Improving screening for hepatocellular carcinoma by incorporating data on levels of α-fetoprotein, over time

Abstract

Background & aims: Current screening algorithms for hepatocellular carcinoma (HCC) view each testing interval independently, without considering prior test results. We investigated whether measurements of α-fetoprotein (AFP), over time, can be used to identify patients most likely to develop HCC.

Methods: We performed a nested case-control study using data from subjects in the Hepatitis C Antiviral Long-Term Treatment Against Cirrhosis trial; 82 patients with HCC were matched 1:3 to individuals without HCC (controls), using bootstrap methods to ensure similar follow-up times between groups. We assessed the independent association between development of HCC and the following: (1) most recent level of AFP, (2) standard deviation in level of AFP, and (3) rate of increase in AFP using a multiple logistic regression that included patient-specific risk factors such as age, platelet count, and smoking status.

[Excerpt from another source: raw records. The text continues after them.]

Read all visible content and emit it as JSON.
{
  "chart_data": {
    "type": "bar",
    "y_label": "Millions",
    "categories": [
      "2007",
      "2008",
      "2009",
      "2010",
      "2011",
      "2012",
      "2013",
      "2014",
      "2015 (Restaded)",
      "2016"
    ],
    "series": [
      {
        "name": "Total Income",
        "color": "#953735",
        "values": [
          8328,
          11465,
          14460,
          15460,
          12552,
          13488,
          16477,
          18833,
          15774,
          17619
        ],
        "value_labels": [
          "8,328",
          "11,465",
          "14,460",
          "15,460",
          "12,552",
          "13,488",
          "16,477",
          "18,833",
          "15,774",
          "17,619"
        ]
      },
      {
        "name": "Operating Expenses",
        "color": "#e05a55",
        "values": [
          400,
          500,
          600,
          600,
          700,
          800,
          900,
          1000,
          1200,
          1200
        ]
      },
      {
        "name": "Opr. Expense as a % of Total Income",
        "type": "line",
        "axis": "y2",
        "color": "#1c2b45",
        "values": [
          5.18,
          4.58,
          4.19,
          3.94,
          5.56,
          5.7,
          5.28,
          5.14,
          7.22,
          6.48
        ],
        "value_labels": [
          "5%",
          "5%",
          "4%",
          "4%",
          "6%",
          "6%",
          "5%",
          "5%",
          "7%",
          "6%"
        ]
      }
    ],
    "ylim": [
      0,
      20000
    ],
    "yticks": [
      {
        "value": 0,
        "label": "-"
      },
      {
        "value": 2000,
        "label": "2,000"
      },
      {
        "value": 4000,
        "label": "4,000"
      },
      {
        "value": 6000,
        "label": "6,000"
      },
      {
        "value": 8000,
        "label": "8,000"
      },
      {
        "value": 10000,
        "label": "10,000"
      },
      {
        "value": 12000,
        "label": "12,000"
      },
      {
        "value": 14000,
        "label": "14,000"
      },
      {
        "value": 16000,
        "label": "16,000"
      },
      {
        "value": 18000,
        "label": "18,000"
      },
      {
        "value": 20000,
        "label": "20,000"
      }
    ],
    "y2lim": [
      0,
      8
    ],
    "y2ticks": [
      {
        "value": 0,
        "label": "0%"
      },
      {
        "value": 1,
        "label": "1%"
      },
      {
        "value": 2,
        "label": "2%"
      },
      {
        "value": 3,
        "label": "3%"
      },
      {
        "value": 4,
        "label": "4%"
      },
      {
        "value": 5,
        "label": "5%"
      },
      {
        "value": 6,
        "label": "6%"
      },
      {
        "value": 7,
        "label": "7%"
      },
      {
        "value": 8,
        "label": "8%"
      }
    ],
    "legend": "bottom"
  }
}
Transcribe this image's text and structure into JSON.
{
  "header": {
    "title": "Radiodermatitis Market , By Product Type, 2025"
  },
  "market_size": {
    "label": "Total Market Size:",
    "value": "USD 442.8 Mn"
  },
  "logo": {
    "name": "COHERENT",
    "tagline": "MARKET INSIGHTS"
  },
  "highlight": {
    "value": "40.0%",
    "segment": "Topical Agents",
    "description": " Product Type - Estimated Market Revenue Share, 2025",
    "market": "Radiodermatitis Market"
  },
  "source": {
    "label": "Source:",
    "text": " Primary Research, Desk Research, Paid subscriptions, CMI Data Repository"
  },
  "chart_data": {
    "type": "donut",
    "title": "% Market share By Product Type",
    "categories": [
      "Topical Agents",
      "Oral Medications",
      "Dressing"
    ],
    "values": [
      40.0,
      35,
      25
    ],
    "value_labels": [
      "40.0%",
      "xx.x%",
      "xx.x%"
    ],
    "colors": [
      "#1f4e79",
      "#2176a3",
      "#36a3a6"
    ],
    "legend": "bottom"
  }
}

Results: In bivariable analysis, all 3 AFP metrics were associated with HCC development; the most strongly associated was the standard deviation of AFP (odds ratio, 1.03 per unit increase in standard deviation; P < .001). Incorporating the standard deviation of AFP and rate of AFP increase, along with patient-specific risk factors, improved the prognostic accuracy to an area under the receiver-operating characteristic curve of 0.81, compared with 0.76 when only the most recent AFP level was used.

Conclusions: Patterns of AFP test results can more accurately identify patients with hepatitis C and advanced fibrosis or cirrhosis most likely to develop HCC, compared with most recent AFP test results.